Pour 2026, le présent projet de loi de finances prévoit de relever les plafonds d'affectation à la SGP de la taxe sur les bureaux de 782,0 millions d'euros à 832,5 millions d'euros. Cependant, le rendement attendu de cette taxe pour 2026 n'est que de 793 millions d'euros. Il est également prévu de relever de 89,6 à 90,5 millions d'euros le plafond d'affectation de l'IFER sur le matériel roulant circulant sur le réseau ferroviaire de la RATP mais le rendement prévisionnel de cette taxe en 2026 n'est que de 86,2 millions d'euros. Le plafond d'affectation du produit de la taxe sur les surfaces de stationnement doit quant à lui être relevé de 18,9 millions d'euros à 19,4 millions d'euros pour un rendement prévisionnel de 18,5 millions d'euros. Enfin, le plafond d'affectation de la taxe additionnelle régionale à la taxe de séjour en Île-de-France serait relevé de 20 millions d'euros à 21,3 millions d'euros pour un rendement attendu de 20,3 millions d'euros en 2026.

b) Depuis 2025 la SGP perçoit une redevance d'infrastructure versée par IDFM au titre de l'usage du réseau du Grand Paris express

À l'issue des différentes mises en service de lignes, Île-de-France mobilités (IDFM) est redevable à la SGP de redevances d'infrastructure. Sur ce sujet le protocole de financement pluriannuel signé entre l'État et IDFM le 26 septembre 2023 avait prévu de réduire le montant de cette redevance. Le décret n° 2024-741 du 6 juillet 2024 en a, en effet, fixé le montant à 0,8 million d'euros par an et par kilomètre de ligne. Il s'agissait d'une des recommandations de la mission d'information de la commission des finances du Sénat sur le financement des autorités organisatrices de la mobilité (AOM) qui avait rendu ses conclusions en juillet 202358(*).

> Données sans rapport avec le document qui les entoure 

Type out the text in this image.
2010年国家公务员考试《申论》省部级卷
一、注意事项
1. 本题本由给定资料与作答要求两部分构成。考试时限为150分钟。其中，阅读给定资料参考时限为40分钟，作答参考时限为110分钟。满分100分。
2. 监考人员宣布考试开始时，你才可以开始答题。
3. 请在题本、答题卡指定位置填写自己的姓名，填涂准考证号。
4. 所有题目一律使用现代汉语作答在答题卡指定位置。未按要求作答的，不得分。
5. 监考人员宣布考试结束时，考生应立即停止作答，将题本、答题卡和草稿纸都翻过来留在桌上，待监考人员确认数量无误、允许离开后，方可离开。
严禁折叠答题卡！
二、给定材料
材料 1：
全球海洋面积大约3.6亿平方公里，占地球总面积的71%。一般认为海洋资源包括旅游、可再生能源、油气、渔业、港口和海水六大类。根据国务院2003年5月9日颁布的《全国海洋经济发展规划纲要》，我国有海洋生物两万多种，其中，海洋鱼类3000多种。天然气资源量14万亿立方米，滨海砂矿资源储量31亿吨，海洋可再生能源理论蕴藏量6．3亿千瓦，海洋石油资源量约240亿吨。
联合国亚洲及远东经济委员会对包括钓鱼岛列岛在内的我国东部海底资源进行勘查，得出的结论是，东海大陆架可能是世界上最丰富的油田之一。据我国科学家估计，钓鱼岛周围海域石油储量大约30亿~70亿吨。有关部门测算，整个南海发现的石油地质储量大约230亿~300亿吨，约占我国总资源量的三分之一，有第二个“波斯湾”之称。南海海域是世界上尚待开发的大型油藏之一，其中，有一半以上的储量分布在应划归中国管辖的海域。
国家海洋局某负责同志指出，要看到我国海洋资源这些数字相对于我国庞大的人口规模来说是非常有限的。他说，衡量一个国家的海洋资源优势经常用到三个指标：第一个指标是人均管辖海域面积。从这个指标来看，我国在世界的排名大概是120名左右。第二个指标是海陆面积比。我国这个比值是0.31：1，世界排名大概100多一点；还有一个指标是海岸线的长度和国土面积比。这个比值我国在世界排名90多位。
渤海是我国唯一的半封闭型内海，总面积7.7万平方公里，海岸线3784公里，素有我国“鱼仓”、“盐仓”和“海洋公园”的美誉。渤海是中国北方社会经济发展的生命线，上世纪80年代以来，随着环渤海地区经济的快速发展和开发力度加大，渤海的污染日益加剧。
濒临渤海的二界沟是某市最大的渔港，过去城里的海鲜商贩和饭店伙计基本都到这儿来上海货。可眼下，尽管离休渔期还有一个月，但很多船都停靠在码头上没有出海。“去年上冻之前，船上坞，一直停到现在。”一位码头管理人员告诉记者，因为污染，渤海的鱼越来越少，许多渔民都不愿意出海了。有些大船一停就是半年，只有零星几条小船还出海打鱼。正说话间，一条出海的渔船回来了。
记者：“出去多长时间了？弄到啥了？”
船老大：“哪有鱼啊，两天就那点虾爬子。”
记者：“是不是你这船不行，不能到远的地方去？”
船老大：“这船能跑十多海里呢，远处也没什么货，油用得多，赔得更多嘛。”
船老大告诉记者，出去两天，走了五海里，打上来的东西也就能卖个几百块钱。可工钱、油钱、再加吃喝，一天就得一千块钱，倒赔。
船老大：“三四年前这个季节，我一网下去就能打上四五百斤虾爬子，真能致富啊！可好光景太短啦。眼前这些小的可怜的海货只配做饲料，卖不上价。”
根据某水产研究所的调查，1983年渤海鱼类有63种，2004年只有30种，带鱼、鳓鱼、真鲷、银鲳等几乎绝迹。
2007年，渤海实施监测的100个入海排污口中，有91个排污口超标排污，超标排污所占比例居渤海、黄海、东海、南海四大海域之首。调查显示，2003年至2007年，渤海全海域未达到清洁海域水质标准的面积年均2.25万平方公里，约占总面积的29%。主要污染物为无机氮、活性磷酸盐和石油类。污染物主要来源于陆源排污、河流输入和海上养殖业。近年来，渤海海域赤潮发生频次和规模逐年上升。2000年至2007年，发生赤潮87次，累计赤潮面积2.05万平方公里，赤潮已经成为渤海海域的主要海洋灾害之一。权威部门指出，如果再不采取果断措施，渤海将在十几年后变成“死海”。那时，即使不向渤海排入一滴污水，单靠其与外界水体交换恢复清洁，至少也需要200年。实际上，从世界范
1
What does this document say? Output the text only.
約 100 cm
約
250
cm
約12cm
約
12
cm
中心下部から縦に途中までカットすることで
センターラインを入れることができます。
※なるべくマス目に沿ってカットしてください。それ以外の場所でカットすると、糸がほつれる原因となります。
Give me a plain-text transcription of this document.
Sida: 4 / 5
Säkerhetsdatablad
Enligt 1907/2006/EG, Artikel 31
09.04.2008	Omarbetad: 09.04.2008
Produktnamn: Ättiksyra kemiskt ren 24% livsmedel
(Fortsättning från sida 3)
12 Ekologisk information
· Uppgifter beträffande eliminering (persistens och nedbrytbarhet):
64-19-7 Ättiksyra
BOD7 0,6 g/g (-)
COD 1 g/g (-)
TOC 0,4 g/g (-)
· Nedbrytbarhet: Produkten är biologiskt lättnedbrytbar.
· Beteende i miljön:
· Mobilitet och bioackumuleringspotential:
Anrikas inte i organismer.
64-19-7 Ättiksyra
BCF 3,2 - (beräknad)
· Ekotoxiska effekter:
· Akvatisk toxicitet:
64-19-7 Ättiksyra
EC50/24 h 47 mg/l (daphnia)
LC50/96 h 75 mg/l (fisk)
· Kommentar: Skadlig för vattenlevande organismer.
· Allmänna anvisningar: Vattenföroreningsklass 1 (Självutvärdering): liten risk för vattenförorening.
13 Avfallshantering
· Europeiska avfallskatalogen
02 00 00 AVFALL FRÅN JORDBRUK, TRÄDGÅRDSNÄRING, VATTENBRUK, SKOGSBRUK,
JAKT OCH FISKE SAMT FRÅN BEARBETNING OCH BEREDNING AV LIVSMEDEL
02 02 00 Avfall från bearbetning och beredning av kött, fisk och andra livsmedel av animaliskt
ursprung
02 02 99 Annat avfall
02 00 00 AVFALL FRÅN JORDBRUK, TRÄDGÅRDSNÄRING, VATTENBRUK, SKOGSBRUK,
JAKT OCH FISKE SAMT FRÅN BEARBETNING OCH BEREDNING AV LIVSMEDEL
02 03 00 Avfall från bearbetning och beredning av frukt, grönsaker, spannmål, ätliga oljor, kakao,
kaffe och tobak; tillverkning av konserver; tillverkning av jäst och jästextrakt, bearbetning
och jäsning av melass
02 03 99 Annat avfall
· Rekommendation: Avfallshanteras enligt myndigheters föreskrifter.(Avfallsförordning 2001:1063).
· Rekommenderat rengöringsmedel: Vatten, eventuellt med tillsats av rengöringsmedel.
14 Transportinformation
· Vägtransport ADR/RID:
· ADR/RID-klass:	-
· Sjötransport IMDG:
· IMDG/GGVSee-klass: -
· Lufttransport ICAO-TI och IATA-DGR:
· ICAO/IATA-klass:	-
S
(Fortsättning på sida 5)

Les prolongements nord et sud de la ligne 14 étant entrés en service en juin 2024, ils doivent donner lieu pour la première fois en 2025 au versement à la SGP d'une rémunération pour un montant d'environ 8 millions d'euros. Ce montant a vocation à augmenter au fur et à mesure des mises en service de lignes pour atteindre 140 millions d'euros par an lorsque l'ensemble du réseau aura été délivré à IDFM.

c) L'essentiel du coût prévisionnel du Grand Paris express est déjà financé par les emprunts réalisés par la SGP

Au coeur du modèle de la SGP, le recours précoce à l'endettement a permis d'accélérer la livraison du projet de Grand Paris express en augmentant considérablement la capacité à investir de l'opérateur. La stratégie de financement adoptée par la SGP suppose que celle-ci augmente son niveau d'endettement jusqu'en 2030 avant d'amorcer le remboursement de sa dette à horizon 2071. Ainsi, à la fin du mois de juin 2025, la SGP détenait un stock de dette de 30,6 milliards d'euros.

d) La trajectoire prévisionnelle d'évolution des effectifs de la SGP dans les prochaines années n'est toujours pas établie

Sous-dimensionnés à l'origine, les effectifs de la SGP avaient progressivement augmenté au fur et à mesure de l'avancée du Grand Paris express jusqu'à dépasser le millier d'ETPT au début des années 2020. Par la suite, au fur et à mesure de la délivrance à IDFM des différentes lignes du Grand Paris express, les effectifs de la SGP devaient se réduire à un rythme rapide jusqu'à la livraison de l'intégralité du nouveau réseau.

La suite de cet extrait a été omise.